While reading The Russian City between Tradition and Modernity, 1850-1900 (bless UCal Press and its free online books!), I ran across the following sentence in Chapter 3: “One of Chicherin’s supporters, angry at the refusal of the duma to vote a protest motion after the mayor’s resignation, blamed the petty bourgeois ‘black hundreds’ (that is, reactionaries) of the third curia for this failure”; the footnote attributed the quote to S. A. Muromtsev, “Moskovskaia duma,” Vestnik Evropy (February 1885). This astonished me, because I had never before seen any indication that the term (черносотенцы, chernosotentsy, in Russian) predated the twentieth century. Walter Laqueur, in his book Black Hundred: The Rise of the Extreme Right in Russia, says “A Russian conservative-nationalist party in Russia emerged only around the turn of the last century… [Earlier such groups] did not amount to much… This changed only with the appearance of the ‘Black Hundred’ at the time of tsarism’s acute crisis in 1904-1905.” Does anybody have any information that might explain Muromtsev’s use twenty years earlier?
Addendum. Roman, in the comments below, kindly directed my attention to this article by V.V. Vinogradov, which outlines the history of the phrase. In early Russia one meaning of chernyi ‘black’ was ‘subject to taxation’; hence, for example, a chernaya sloboda was a settlement not exempt from taxation. A sotnya was originally a military group of a hundred men, but the word was later applied to various groups, in this context taxpaying shopkeepers and other small businessmen. By the nineteenth century the term had gone out of use, but it was revived in the latter half of the century as an ironic name for the more conservative of the “petty bourgeois” members of municipal legislatures, who were seen as obstructing progressive measures. From there it was an easy step to apply it to the most reactionary elements, the type who were likely to participate in or support pogroms; this had taken place by the beginning of the twentieth century. Muromtsev, therefore, was using it in the earlier (obstructionist) sense.
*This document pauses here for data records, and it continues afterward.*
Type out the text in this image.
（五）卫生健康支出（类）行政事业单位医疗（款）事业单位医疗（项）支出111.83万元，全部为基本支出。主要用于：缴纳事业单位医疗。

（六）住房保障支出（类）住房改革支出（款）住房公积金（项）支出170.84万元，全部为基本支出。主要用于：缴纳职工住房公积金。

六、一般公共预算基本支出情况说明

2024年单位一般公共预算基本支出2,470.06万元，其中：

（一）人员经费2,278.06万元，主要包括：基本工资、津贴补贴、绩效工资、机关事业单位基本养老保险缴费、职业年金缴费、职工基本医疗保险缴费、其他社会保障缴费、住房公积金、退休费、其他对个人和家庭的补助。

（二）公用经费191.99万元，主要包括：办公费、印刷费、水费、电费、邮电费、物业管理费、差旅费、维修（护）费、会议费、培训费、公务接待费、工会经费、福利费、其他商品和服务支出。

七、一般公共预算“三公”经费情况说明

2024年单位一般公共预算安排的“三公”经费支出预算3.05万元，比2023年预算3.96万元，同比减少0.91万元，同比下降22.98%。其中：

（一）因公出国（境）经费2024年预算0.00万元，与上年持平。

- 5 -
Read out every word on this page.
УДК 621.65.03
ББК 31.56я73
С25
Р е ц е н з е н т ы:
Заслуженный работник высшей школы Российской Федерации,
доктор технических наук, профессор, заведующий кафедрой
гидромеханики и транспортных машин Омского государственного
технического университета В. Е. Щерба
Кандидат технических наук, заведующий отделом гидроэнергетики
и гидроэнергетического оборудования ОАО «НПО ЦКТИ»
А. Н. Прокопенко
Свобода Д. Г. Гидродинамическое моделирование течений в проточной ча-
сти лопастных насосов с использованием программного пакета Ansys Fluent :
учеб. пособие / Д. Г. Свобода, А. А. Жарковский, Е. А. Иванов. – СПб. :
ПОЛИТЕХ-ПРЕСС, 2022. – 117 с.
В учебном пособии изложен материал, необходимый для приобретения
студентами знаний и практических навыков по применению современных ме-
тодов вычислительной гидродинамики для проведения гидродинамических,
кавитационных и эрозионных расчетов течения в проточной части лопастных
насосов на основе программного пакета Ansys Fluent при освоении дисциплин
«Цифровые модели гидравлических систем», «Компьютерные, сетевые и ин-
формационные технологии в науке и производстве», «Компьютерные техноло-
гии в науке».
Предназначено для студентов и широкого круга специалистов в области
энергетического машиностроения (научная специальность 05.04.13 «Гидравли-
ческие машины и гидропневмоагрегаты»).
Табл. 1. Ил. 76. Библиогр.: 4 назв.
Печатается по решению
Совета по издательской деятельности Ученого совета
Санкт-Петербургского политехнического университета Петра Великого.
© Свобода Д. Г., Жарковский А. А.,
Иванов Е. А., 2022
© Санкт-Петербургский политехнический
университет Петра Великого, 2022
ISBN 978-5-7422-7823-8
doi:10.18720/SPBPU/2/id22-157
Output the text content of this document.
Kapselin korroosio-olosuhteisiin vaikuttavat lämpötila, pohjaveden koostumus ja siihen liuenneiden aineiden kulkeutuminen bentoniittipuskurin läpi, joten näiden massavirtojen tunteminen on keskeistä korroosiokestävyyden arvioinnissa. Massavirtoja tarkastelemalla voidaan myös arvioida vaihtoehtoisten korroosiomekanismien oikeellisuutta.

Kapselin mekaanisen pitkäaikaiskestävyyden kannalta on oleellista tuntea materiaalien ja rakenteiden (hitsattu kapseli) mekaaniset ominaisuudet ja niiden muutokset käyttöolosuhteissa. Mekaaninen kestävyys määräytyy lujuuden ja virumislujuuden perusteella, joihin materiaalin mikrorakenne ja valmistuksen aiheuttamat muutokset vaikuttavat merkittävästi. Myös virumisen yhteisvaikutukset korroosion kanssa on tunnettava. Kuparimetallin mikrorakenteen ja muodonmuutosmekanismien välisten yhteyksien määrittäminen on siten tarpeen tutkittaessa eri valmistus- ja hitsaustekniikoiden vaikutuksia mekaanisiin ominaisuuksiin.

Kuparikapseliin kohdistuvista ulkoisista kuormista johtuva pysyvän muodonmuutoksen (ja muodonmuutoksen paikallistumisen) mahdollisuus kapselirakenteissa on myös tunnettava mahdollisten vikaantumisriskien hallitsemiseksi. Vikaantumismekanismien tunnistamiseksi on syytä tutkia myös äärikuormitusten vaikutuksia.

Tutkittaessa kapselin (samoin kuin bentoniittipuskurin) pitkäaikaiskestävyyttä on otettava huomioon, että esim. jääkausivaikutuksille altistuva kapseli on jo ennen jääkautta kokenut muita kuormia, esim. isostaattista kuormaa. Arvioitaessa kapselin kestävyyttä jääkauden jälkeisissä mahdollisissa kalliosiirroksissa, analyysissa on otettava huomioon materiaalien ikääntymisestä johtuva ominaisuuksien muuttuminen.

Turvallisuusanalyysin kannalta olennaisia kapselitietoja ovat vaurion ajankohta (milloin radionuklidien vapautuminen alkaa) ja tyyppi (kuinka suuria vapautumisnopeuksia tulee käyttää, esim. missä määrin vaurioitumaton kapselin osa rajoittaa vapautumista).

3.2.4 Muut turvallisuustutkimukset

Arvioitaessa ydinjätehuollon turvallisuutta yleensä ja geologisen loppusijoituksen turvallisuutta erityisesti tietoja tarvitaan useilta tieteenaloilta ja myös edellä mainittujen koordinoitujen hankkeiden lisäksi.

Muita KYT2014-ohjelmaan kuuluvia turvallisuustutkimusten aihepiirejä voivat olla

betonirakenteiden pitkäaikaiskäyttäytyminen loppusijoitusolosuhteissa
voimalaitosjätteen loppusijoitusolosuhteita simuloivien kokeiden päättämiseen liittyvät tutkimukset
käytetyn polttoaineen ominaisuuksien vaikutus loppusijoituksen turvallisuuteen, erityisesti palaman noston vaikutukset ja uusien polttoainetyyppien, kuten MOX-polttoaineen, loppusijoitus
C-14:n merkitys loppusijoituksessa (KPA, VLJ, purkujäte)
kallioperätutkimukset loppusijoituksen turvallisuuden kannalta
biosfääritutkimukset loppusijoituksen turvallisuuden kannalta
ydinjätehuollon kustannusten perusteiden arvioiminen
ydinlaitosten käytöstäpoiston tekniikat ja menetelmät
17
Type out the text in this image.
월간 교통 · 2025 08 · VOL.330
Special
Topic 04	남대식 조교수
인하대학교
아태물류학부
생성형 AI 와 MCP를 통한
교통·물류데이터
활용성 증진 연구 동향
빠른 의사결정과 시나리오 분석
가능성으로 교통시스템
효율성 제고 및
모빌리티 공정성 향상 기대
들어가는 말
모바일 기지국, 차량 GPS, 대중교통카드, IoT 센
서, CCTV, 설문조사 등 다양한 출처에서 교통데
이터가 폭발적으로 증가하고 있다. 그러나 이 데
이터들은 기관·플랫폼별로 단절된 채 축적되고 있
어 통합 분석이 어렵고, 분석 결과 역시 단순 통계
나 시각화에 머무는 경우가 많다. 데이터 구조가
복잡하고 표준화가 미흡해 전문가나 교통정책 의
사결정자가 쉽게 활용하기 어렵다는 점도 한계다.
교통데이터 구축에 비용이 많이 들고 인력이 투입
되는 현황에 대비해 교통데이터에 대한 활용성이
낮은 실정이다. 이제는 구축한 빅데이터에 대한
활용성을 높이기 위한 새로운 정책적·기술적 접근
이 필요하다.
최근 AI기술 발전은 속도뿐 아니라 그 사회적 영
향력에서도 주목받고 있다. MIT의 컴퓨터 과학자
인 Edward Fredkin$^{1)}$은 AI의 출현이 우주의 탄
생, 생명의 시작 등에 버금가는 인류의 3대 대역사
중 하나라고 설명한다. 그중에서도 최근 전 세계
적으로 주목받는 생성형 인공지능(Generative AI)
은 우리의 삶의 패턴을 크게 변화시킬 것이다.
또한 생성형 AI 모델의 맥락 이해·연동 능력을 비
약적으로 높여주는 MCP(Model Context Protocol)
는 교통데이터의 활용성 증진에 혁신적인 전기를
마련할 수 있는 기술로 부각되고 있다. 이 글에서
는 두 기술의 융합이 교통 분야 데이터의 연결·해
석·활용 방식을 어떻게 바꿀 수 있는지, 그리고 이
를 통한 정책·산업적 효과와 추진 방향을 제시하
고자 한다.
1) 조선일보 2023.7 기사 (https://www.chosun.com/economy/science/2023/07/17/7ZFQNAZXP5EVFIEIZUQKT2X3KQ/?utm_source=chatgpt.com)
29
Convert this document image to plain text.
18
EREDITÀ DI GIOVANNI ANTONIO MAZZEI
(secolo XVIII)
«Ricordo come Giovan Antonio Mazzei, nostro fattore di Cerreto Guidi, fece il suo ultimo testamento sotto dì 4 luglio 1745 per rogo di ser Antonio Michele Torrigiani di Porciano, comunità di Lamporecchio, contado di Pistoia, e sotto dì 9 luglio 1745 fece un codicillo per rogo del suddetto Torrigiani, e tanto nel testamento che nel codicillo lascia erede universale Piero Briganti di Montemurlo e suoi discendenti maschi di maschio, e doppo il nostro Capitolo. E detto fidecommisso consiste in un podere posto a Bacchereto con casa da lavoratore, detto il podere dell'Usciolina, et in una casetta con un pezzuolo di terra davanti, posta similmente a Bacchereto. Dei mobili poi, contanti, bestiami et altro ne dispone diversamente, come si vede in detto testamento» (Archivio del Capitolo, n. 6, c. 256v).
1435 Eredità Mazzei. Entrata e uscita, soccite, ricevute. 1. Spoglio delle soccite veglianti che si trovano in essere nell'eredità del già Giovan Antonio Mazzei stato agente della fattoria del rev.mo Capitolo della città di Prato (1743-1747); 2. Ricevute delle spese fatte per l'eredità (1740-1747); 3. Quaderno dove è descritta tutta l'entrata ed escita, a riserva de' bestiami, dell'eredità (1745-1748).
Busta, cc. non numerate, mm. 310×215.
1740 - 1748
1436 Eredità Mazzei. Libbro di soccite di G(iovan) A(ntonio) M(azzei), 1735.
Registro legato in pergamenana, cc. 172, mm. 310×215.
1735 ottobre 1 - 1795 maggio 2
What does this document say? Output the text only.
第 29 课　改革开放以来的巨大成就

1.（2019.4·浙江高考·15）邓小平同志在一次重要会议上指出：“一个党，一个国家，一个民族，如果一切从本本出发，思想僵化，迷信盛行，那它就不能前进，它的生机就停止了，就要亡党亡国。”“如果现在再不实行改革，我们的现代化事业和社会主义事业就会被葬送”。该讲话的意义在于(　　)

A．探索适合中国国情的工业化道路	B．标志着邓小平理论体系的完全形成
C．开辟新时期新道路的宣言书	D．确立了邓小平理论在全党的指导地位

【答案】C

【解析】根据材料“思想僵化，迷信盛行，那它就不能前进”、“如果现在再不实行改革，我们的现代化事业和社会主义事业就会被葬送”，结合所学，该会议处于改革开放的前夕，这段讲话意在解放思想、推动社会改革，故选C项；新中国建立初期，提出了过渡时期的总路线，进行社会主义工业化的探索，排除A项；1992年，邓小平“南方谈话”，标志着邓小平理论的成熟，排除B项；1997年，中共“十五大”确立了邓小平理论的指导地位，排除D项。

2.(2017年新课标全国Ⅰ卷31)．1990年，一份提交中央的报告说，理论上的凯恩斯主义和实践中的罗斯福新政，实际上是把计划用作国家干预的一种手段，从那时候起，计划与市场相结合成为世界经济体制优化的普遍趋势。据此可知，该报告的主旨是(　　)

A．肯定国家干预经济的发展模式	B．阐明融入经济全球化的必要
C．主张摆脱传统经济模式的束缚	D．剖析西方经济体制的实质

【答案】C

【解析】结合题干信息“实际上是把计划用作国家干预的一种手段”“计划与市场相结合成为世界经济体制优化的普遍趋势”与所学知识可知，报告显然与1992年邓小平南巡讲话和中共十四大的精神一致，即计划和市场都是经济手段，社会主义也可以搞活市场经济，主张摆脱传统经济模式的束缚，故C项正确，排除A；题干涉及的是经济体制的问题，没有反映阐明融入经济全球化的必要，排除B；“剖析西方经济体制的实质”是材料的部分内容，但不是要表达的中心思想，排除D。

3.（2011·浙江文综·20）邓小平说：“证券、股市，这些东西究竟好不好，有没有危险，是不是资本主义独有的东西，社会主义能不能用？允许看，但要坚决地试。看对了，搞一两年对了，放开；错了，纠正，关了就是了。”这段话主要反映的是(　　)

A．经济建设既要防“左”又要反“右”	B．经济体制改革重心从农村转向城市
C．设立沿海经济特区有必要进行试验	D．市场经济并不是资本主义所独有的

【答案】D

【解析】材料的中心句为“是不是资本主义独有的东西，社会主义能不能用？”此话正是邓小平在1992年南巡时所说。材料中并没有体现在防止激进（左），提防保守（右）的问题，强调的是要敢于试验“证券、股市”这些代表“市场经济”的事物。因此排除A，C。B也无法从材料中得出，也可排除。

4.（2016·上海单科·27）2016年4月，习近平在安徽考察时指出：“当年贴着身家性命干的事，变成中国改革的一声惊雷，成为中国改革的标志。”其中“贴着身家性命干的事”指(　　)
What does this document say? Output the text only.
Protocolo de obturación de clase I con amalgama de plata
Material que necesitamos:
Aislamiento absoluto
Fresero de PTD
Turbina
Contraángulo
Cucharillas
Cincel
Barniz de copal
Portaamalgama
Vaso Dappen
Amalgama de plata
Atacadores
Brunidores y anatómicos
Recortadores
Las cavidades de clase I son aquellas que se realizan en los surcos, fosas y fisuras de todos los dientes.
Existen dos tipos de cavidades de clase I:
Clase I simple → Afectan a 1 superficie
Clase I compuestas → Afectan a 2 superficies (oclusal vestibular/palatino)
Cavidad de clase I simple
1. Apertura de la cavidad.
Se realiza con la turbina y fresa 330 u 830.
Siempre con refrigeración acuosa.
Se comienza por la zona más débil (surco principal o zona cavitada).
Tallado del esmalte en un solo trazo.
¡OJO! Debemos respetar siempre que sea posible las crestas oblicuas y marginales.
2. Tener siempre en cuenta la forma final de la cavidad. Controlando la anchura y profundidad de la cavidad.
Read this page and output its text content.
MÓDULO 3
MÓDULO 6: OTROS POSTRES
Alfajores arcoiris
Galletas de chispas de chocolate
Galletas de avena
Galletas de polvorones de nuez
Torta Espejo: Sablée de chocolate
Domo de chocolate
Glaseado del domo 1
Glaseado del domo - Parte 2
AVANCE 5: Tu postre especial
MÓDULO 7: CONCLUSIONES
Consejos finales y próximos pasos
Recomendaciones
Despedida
Thanks, Roman!
I have never seen this usage before, but Vadim Kozhinov in “Черносотенцы” и революция suggests that the term predates being applied to the early 20th century.
To quote a few of the passages from the work,
“…Еще в 1907 году известнейший “Энциклопедический словарь Брокгауза-Эфрона” (2-й дополнительный том) “заложил основы” именно такого словоупотребления
“Черная сотня – ходячее название, которое в последнее время стало применяться к подонкам населения…” (which to me strongly implies that before that the term was in use but applied to something or someone else)
Also,
“…Нижегородская черная сотня, собравшаяся вокруг Минина, спасла Москву и всю Россию от поляков и русских изменников…” (Again, it’s news to me that the term was used for Minin’s volunteer militia, but if it was, it would certainly make for a significantly earlier example).
You will find answer here:
http://wordhist.narod.ru/tschernaja_sotnja.html
Thanks, both of you! Roman, that’s a great site — I’ll add an addendum to the post.
LeiaCat, I wouldn’t trust explanations of the term cheornaya sotnya by chernosotenets.
Tatyana, good point.
In Ukrainian the term Чернець/Чернці is used to refer to monks (deriving from their black cassocks). The term Чернь is archaic, used to refer to the common people (the black masses). Since black is also associated with evil it could and did get associated as the adjective and then a part of the name for “black hundreds” , similar to groups such as “the black hand”.